Yemyeşil dağlarında koşan, coşkun derelerinde yıkanmış, hamsi ve mısır ekmeği ile büyüttüğün biricik evladını göz göre göre katlettiler.

Yetinmediler.
Evladının katilleri bir bir cinayet mekanını ziyaret ettiler; boyunlarına evladının atkısını taktın, çiçeklerle karşıladın.

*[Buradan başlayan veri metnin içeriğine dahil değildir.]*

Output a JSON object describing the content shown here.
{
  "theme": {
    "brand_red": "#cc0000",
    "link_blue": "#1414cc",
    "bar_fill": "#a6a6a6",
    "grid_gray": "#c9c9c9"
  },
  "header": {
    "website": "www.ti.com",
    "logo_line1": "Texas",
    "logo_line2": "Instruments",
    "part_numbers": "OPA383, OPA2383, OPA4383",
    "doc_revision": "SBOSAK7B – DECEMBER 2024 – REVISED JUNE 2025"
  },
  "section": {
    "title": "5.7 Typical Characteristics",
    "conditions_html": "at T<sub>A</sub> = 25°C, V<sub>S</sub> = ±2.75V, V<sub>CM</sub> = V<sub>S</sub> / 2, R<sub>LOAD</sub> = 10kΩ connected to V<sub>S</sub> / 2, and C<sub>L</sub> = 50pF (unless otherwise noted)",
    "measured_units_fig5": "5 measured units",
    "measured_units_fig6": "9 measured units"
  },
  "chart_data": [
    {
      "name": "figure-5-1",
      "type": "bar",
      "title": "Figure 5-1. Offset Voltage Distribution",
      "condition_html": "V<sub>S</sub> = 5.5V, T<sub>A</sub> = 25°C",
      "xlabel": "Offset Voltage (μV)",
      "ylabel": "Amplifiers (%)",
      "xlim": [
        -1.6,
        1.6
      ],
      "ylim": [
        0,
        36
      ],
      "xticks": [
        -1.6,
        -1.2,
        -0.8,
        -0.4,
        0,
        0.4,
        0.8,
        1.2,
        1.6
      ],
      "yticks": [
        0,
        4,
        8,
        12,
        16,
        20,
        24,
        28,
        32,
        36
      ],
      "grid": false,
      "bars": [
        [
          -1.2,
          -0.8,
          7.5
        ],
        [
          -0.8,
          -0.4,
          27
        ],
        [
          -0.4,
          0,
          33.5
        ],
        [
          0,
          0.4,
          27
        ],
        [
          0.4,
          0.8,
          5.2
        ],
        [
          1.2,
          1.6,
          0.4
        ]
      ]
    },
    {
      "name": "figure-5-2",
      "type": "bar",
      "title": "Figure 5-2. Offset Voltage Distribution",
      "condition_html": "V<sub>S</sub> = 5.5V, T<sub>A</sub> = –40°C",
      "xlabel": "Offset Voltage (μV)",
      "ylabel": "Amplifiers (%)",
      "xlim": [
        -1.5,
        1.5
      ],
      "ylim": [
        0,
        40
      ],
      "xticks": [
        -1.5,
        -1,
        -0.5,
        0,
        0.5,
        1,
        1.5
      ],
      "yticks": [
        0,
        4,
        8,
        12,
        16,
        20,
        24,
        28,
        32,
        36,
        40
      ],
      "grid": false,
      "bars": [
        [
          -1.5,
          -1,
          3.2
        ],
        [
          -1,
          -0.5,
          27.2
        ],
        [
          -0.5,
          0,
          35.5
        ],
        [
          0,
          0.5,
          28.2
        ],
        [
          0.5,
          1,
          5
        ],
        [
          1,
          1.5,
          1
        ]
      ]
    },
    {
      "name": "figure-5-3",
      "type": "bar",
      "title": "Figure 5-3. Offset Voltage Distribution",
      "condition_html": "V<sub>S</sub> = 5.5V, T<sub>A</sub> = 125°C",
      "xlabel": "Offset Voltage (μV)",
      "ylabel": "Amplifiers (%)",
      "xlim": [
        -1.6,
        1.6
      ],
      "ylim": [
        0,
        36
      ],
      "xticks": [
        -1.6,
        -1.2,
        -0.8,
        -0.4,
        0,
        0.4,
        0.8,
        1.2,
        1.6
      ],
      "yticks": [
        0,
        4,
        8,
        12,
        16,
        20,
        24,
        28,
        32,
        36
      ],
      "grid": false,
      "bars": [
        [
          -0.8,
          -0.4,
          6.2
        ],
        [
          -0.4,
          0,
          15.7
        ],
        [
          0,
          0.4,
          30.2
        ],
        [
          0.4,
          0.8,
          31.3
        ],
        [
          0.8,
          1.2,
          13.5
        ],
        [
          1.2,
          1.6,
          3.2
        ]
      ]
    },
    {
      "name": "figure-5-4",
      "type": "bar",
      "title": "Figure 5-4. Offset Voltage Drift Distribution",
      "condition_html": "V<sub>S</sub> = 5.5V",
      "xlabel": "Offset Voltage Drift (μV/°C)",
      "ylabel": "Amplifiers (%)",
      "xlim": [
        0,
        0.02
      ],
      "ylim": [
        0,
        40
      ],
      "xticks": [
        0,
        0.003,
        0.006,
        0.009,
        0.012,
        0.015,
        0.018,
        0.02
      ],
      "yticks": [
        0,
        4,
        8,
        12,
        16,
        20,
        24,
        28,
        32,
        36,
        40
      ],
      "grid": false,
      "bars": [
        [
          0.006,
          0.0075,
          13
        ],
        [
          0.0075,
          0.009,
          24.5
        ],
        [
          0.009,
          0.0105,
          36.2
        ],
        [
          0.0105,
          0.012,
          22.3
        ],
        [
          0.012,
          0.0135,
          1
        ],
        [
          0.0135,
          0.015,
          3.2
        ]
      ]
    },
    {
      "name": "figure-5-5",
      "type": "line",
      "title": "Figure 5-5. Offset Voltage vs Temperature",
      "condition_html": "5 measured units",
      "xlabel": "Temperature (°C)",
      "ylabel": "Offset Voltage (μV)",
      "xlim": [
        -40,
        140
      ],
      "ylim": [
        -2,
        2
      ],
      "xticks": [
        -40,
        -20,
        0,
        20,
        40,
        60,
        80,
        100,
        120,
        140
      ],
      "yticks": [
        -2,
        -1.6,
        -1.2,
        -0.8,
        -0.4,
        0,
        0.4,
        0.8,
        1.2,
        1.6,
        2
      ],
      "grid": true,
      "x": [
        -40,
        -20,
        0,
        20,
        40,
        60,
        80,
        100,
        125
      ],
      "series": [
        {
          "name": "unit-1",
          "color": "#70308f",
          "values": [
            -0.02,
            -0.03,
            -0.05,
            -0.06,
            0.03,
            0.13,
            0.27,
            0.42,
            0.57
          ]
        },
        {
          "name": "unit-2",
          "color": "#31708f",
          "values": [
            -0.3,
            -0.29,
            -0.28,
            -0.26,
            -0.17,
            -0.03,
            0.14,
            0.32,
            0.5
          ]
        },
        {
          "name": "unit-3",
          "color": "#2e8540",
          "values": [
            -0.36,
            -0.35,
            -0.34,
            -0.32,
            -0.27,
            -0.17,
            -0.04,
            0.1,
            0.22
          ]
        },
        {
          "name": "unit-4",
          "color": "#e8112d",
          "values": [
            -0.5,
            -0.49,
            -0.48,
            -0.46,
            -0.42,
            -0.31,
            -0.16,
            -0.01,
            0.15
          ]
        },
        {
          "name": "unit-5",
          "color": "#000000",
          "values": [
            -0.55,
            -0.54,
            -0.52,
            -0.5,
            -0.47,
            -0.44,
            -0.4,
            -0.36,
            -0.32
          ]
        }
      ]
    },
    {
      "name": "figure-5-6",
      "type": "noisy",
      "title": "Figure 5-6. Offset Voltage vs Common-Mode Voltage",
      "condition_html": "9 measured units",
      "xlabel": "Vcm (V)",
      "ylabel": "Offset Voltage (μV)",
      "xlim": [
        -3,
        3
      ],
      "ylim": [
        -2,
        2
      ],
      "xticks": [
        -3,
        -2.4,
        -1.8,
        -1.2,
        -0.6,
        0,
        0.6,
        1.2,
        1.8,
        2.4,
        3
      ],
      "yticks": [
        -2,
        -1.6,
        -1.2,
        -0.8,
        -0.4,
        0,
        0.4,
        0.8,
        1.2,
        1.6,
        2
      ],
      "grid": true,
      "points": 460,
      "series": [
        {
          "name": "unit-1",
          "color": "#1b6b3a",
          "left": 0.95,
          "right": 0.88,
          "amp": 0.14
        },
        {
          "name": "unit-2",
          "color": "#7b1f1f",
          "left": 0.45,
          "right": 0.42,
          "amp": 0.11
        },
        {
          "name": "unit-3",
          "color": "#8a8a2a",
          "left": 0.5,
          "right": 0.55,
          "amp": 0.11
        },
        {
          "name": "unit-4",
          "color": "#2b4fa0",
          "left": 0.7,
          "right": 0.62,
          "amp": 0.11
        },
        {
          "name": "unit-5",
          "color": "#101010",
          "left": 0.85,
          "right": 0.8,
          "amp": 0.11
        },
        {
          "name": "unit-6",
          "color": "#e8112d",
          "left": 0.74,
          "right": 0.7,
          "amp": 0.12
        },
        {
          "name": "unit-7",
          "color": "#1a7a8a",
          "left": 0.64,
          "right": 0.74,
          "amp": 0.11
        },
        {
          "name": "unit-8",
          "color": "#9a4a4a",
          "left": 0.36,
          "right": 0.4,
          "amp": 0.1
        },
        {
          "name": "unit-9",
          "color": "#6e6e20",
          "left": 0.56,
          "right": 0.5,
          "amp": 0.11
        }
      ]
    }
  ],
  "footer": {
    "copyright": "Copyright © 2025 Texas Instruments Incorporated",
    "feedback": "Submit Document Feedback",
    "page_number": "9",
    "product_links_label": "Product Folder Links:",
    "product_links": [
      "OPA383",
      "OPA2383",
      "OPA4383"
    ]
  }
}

Sana dev bir beton yığını vaadettiler, evladının katlinin sonsuza kadar unutlmaması için dev bir anıt mezar gibi…
Onu da çok sevdiğin Karadeniz’in göğsüne bir hançer gibi sapladılar.
Evladının kara yazısının inadına “Akyazı” dediler.
Ses çıkarmadın…

Durmadılar.
Evladının ölmesi yetmezdi.
Hatırasını da yok etmeliydiler.

Seni kandırıp kaleni içten de fethettiler.
Güzel, süslü hediyeler verdiler; sen hediye sandın. Borç kaydettiler.
Dününü katlettikleri o civan mert, dürüst, hırçın ama saygılı, sert ve gururlu evladının yarınlarına da göz diktiler…
Sen sustun.
Üstüne alkışladın!

Şimdi yine Bolu Bey’nin meclisindesin,
Hükmü veren kılıcı yine senden tarafa sallayacak besbelli,
ama o kadar körsün ki etine giren kılıcı tutan elden medet bekliyorsun hâlâ…

Ağla Trabzonum…
Güneşler, Cemiller, Ali Kemaller, Tekkeler, Onurlar öldü…
Senin başını dimdik tutan, göğsünü geren, temiz, dürüst, gururlu oğlun öldü…

Cenazesinde düğün yaptılar.
Görmedin, duymadın, konuşmadın.

Biz söylemesek belli ki ağlamayacaksın.